Decision tree is shorter than the product catalog suggests: if the only goal is adding an EV charger to an existing home without upgrading the panel, an EVEMS device at $200 to $500 is dramatically cheaper and mechanically simpler than anything else on this list, and running a load calculation first often reveals that existing capacity is adequate once you factor in actual simultaneous use rather than theoretical peak addition.
For new construction, the premium for a smart panel is small relative to total project cost and negligible relative to the retrofit cost the next owner will face, so at minimum, specify pre-wiring for a Level 2 EV charger ($300 to $1,500), a heat pump water heater circuit, and an induction range circuit even if the current plan calls for gas. Wiring is cheap at rough-in and expensive after drywall.
For production builders making spec decisions across hundreds or thousands of units, the PulteGroup playbook is worth studying: partner with a smart panel vendor, eliminate 400-amp service from the standard package, and market load management as a feature rather than a compromise, because the savings per site are real and buyers get homes that can absorb an EV, a heat pump, and a battery without a phone call to the utility.
What We Did Not Prove
This analysis relies on PCE's field data from a single temperate county and SPAN's builder-sourced cost savings estimates.

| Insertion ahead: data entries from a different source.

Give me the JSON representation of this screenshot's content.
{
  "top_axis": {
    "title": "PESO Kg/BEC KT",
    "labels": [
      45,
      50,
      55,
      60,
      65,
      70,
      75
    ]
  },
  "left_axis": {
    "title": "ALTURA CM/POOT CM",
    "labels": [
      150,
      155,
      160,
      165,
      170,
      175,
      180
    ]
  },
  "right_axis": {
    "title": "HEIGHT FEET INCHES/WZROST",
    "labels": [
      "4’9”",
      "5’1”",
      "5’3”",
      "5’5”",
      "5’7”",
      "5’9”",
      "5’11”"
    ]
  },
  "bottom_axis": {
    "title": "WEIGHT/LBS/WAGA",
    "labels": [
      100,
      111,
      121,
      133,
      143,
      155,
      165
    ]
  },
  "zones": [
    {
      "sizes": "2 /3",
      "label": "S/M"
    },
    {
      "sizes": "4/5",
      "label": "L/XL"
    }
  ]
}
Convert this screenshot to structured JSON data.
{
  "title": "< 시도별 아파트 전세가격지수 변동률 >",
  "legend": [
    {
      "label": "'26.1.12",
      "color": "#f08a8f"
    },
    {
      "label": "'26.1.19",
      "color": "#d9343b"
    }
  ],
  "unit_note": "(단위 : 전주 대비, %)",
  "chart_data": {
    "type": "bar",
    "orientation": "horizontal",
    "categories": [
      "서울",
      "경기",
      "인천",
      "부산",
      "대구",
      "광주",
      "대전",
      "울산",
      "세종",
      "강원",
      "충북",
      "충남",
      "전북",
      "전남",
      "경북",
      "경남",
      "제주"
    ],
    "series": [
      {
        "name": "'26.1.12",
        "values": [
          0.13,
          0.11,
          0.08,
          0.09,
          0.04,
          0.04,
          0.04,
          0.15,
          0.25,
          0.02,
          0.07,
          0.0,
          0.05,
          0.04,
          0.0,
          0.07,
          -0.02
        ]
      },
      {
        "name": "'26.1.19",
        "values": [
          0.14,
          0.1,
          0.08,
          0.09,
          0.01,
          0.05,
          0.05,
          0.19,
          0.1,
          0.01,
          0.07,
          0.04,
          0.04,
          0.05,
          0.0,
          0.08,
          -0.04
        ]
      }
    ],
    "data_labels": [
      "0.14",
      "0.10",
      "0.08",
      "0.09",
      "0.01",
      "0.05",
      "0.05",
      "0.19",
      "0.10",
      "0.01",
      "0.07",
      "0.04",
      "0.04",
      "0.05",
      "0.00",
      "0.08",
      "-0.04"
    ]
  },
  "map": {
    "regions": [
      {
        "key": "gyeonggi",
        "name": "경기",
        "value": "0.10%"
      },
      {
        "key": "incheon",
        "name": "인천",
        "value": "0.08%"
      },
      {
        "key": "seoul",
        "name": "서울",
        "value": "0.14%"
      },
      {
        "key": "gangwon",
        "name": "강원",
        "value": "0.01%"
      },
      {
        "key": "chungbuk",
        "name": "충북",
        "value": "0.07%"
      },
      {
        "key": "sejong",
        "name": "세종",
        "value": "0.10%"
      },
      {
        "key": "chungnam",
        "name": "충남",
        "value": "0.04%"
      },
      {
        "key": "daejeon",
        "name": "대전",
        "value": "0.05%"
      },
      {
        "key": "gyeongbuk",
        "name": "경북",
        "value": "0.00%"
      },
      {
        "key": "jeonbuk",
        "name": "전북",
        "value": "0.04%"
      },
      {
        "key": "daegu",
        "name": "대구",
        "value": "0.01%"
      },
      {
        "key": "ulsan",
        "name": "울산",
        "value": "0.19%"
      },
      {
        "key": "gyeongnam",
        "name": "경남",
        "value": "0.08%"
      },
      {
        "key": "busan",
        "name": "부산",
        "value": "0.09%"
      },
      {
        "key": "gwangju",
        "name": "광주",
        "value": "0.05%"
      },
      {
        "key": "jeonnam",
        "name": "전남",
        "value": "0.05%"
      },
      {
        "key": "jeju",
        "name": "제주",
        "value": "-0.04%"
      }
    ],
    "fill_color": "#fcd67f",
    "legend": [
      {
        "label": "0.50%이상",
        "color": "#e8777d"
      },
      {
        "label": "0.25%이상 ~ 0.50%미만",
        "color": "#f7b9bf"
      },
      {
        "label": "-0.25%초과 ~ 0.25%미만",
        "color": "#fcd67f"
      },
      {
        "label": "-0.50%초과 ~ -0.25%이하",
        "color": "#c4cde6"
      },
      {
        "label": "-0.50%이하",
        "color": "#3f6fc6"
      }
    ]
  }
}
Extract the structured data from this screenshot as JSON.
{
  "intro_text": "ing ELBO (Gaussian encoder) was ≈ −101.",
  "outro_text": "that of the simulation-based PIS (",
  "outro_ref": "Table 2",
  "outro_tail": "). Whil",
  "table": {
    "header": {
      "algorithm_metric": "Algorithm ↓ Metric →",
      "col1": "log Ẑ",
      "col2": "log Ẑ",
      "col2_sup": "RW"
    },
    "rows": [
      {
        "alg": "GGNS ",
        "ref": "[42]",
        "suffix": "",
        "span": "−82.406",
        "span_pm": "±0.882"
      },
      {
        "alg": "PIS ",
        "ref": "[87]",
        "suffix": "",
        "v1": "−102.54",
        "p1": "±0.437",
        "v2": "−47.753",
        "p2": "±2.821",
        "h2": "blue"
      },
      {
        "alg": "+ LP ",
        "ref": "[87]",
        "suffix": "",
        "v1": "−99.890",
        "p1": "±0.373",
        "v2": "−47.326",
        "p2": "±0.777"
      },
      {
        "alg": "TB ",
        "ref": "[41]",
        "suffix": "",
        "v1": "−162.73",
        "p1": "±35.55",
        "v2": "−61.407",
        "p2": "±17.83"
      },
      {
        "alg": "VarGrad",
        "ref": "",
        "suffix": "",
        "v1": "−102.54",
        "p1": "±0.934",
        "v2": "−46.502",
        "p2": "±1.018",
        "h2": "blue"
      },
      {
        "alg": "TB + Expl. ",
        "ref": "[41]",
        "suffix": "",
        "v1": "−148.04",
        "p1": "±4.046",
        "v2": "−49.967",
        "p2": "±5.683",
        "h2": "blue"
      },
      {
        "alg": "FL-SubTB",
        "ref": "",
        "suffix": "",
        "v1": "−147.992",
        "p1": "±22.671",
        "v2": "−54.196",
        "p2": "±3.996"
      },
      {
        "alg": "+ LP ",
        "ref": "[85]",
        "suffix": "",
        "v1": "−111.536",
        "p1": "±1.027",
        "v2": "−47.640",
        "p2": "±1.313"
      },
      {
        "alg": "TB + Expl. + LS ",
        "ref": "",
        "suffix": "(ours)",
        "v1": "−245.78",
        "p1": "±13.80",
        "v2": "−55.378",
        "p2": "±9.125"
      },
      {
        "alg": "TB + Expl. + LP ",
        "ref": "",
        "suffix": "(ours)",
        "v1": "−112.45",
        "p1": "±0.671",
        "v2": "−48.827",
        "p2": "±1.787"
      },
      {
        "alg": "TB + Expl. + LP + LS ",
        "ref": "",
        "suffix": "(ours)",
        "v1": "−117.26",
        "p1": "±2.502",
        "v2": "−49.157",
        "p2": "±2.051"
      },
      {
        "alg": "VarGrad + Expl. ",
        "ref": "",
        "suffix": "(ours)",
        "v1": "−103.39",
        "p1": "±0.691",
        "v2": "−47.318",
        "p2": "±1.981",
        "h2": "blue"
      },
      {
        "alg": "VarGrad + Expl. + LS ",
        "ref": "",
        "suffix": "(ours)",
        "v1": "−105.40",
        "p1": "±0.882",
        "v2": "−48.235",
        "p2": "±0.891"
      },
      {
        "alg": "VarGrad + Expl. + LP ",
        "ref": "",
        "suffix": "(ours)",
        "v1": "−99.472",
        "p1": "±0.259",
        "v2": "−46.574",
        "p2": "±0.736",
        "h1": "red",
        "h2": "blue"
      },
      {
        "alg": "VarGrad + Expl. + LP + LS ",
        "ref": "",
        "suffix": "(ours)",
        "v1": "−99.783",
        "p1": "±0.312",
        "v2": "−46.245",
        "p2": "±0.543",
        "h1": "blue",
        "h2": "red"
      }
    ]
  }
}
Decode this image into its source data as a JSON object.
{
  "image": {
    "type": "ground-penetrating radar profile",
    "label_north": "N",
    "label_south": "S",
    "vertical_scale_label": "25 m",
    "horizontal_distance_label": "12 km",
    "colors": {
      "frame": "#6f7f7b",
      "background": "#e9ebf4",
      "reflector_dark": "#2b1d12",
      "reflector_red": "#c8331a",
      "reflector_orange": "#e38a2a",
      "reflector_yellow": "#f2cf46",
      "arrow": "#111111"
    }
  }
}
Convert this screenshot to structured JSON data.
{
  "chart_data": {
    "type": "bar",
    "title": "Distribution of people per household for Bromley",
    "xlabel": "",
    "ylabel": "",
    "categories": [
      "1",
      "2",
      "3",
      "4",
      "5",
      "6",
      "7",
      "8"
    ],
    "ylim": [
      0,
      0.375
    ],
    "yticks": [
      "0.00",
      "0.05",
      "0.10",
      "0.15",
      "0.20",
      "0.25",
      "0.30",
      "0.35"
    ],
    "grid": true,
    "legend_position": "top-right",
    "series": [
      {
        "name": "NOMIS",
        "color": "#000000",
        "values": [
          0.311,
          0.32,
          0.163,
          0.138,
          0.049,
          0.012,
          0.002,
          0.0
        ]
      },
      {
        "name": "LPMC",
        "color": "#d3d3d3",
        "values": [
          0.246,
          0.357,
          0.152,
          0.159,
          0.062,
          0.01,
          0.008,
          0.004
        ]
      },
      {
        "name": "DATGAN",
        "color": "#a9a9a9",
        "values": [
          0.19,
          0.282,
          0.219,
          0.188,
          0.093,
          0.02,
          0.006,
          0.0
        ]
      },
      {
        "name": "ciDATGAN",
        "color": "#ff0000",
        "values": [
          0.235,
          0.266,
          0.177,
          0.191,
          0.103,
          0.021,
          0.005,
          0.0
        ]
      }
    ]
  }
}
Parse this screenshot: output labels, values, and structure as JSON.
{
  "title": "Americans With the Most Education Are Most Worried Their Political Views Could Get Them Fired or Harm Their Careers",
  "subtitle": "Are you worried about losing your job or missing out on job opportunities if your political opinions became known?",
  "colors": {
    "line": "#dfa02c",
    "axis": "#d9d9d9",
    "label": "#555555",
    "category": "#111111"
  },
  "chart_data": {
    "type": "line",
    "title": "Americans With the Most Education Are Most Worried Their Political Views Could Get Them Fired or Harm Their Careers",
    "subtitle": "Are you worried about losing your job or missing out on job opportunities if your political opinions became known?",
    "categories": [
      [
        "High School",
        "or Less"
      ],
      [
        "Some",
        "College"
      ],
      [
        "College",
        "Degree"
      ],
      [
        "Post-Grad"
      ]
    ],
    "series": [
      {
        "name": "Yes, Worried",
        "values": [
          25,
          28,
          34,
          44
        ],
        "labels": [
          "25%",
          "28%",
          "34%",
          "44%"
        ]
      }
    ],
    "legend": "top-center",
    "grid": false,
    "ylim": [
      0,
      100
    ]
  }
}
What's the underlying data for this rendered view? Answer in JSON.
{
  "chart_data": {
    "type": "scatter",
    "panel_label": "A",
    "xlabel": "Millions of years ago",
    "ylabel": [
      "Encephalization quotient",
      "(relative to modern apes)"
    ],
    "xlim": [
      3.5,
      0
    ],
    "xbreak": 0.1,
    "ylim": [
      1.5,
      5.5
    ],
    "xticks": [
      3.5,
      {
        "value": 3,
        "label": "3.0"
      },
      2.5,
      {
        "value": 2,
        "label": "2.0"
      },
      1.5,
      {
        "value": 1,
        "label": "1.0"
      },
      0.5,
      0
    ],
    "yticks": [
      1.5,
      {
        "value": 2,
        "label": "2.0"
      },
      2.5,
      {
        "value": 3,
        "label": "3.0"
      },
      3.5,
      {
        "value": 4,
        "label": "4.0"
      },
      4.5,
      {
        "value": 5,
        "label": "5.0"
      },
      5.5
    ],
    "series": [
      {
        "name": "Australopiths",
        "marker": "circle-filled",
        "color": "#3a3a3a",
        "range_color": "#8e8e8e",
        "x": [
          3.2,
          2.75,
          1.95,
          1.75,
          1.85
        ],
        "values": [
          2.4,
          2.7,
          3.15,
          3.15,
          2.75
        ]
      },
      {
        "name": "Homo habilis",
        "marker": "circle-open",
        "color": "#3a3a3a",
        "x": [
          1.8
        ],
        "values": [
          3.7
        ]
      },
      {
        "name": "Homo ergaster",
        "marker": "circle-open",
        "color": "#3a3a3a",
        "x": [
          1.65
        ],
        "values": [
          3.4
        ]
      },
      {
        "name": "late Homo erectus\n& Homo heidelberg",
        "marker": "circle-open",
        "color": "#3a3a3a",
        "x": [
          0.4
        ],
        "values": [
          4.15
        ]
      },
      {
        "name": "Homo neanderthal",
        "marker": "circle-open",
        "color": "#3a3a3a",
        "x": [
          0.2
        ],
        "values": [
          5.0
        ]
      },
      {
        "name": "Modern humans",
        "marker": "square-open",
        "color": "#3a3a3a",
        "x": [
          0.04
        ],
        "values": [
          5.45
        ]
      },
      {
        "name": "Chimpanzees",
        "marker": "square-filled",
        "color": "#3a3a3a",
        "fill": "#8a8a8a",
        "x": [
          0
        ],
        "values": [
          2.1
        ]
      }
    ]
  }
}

No independent third-party study has yet validated smart panel cost savings across a statistically significant sample of production builder sites. Pecan Street's 48 million figure, while widely cited, is a 2021 estimate extrapolated from 263 Austin homes and has not been updated with post-pandemic housing stock data. NEC 2026 provisions for EVEMS and service-level energy management are adopted jurisdiction by jurisdiction, and many areas still operate under the 2020 or 2023 code. Smart panels have been on the market for fewer than five years in most product lines. No long-term reliability data comparable to traditional panel lifespan studies exists. Cold-climate performance under real demand conditions remains the single largest gap in the evidence base.
That 29-amp finding is real. But it is a finding about San Mateo County. Treat it as a provocation, not a national benchmark.